Ketika menikmati panggung Yes No Klab, orang-orang nyentrik hadir di sana. Penonton dengan pakaian warna-warni hingga klombor-klombor ada. Sajian panggung yang didesain seperti menghadiri rave party gorong-gorong memang membuat orang-orang nerd, freak, dan anti mainstream berkumpul di sana. Semua bergoyang menikmati sajian sound, visual yang terus bergerak, dan lampu laser yang terus berputar.
Pada pertunjukan solois breakcore dari Surabaya, TamaT, misalnya. Penonton yang berada di depan panggung tak kuasa menahan joget dengan dentuman drum dan bass yang nyerempet-nyerempet dangdut dari sang DJ. Selama 45 menit nonstop, penonton dihajar musik yang tidak berhenti. Penonton yang telah mendapat asupan alkohol dari tenant-tenant yang disediakan pun meliar.
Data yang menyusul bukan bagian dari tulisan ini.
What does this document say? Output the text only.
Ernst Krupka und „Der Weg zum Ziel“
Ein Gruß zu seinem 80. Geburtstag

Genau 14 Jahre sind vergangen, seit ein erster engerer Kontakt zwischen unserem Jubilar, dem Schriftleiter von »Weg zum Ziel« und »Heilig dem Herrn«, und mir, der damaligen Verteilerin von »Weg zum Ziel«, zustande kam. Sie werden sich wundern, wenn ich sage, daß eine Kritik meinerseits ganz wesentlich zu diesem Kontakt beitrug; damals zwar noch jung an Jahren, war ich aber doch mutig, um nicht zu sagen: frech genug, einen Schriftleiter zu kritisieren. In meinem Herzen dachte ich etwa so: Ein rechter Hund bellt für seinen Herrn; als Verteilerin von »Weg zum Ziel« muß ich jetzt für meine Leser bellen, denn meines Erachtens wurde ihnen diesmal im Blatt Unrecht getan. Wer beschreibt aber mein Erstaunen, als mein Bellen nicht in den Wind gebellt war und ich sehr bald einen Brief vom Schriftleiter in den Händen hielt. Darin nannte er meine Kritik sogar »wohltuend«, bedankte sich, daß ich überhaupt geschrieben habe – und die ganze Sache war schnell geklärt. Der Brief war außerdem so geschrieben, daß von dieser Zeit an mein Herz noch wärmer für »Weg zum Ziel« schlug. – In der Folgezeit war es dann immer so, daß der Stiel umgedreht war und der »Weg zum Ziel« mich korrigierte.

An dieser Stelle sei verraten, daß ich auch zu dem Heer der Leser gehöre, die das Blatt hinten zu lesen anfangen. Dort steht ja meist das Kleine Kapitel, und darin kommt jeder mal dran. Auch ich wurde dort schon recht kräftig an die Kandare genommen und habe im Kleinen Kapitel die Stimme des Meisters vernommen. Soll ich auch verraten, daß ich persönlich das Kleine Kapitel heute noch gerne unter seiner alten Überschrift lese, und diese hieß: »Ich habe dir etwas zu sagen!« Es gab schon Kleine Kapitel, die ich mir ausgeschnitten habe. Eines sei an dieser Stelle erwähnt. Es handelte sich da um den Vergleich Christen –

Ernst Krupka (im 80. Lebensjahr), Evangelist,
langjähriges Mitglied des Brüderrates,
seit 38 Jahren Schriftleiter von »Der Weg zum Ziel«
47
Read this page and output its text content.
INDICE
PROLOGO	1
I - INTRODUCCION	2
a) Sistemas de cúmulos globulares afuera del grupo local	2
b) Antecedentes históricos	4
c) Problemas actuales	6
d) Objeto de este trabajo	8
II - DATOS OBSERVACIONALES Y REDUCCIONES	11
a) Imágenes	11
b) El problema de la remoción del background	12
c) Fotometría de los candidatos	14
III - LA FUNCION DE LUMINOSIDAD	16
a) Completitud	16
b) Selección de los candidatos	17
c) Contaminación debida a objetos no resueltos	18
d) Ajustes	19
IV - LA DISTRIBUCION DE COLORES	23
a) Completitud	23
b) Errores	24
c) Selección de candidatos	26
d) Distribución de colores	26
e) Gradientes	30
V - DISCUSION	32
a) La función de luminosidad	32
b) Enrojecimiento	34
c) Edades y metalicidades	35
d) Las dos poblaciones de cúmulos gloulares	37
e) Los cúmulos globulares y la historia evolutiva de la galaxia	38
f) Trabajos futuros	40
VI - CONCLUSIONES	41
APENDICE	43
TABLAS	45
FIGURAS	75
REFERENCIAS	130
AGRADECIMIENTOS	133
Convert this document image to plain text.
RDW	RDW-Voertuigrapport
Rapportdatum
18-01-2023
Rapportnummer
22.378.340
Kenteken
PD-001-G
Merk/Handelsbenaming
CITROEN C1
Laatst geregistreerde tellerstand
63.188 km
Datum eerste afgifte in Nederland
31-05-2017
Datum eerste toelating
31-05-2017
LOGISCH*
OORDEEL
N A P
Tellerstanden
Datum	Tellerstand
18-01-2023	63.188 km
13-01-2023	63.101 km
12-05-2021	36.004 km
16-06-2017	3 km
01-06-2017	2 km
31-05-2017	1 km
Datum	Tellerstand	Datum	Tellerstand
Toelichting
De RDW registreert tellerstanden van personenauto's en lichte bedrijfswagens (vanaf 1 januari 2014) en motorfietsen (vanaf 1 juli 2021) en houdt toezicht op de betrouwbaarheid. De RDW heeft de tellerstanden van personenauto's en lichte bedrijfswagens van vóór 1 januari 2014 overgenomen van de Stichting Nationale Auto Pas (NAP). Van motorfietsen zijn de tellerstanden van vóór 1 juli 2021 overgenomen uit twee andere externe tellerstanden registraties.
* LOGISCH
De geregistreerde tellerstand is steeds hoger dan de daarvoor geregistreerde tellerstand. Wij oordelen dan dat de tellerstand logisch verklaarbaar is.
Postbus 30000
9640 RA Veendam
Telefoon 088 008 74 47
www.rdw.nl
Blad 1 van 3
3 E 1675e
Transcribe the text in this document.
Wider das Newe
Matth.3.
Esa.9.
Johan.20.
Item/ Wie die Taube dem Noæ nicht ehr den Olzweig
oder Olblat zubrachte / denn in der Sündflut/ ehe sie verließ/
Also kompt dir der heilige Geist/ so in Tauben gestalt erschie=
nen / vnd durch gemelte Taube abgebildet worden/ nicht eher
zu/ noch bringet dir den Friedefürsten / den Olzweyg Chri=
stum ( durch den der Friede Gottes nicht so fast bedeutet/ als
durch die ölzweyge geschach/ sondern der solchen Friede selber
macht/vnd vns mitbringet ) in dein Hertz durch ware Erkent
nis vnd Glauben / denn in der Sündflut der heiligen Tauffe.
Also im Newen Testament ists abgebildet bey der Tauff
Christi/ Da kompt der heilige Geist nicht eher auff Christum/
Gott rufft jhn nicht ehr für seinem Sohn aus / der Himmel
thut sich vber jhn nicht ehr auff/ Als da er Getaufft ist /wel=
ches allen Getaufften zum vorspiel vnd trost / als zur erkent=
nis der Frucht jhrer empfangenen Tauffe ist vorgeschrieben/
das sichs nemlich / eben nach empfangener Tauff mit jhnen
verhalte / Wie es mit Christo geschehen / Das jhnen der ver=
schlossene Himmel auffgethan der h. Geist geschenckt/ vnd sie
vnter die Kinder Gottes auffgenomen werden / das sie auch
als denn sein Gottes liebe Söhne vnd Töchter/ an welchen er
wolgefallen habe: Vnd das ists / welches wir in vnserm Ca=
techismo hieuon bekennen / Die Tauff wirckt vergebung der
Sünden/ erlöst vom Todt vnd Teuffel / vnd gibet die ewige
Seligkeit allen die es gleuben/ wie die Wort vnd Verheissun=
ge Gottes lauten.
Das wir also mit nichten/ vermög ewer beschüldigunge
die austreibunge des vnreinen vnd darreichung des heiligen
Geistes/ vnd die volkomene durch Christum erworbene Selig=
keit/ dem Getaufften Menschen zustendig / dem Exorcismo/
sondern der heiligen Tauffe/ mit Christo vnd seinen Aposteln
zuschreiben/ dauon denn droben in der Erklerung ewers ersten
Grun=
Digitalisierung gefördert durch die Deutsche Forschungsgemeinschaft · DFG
Mereka menjadi terus menggoyangkan badannya tanpa henti karena tak tahan melawan substansi.
Pada penutup hari ke-2, Asep Nayak & Nikolas Nayak yang menjadi penghujung pertunjukan dengan menghadirkan gerombolan orang Papua untuk membuat sebuah flasmob kolosal. Dengan menggunakan ikat kepala khas Papua, puluhan orang menjadi pemandu di depan panggung. Tak pelak, semua hanyut dalam suasana.
Panggung Yes No Klub, barangkali merupakan sesuatu yang paling ditunggu dalam gelaran Pestapora. Panggung tersebut menjadi wadah musisi eksperimental dan juga pecinta musik anti mainstream untuk menunjukkan eksistensinya. Yes No Klub seperti menjadi planet lain yang berada dalam festival tersebut.
“Emang pas awal Pestapora tuh pengen ngajak satu entitas kontemporer yang emang sekiranya bisa gue wadahin atau fasilitasin di tengah panggung nasional. Nama pertama yang kepikiran emang ya si Yes No Klub, kebetulan berteman sama Wowok (Wok The Rock) juga makanya langsung kontak dia. Ya langsung ngobrol soal detail, kolaborasi, dan apa yang mau dilakukan. Berjalanlah itu dua tahun, dan kolaborasinya sampe sekarang lancar tanpa kendala,” kata Kiki Aulia Ucup via sambungan telepon.
Ucup mengungkapkan Yes No Klub telah menjadi identitas Pestapora itu sendiri. Yes No Klub menjadi ketertarikan sendiri bagi pengunjung Pestapora. Ucup mengungkapkan, jika melihat pengalaman yang dihadirkan Yes No Klub menjadi sesuatu yang segar dan menarik untuk dinikmati dan rasakan. Menurut dia, pengalaman orang terhadap panggung Yes No Klub jadi lebih bagus tahun ini.
“Sebisa mungkin setiap tahun gue mau memfasilitasi ini. Bahkan di November kalau bisa gue udah ngomong kita bakal ngelakuin apa di tahun 2024. Jadi Pestapora dan Yes No Klub akan selamanya,” pungkas Ucup.
Panggung Yes No Klub bisa menjadi penyegaran di antara penonton yang terlalu jenuh melihat penampil di Festival yang terkesan itu-itu saja. Dapat menonton penampil-penampil yang panggungnya dalam setahun bisa dihitung jari -seperti Zoo, Kadapat, Mother Bank, Misanthropy Club, Libya Montes- tentu sangat menarik.
Terlebih diketahui, penampil-penampil itu ternyata lebih sering bermain di gelaran music eksperimental internasional daripada di Indonesia sendiri. Panggung Yes No Klub di Pestapora 2024 nanti pun rasanya amat sangat dinantikan.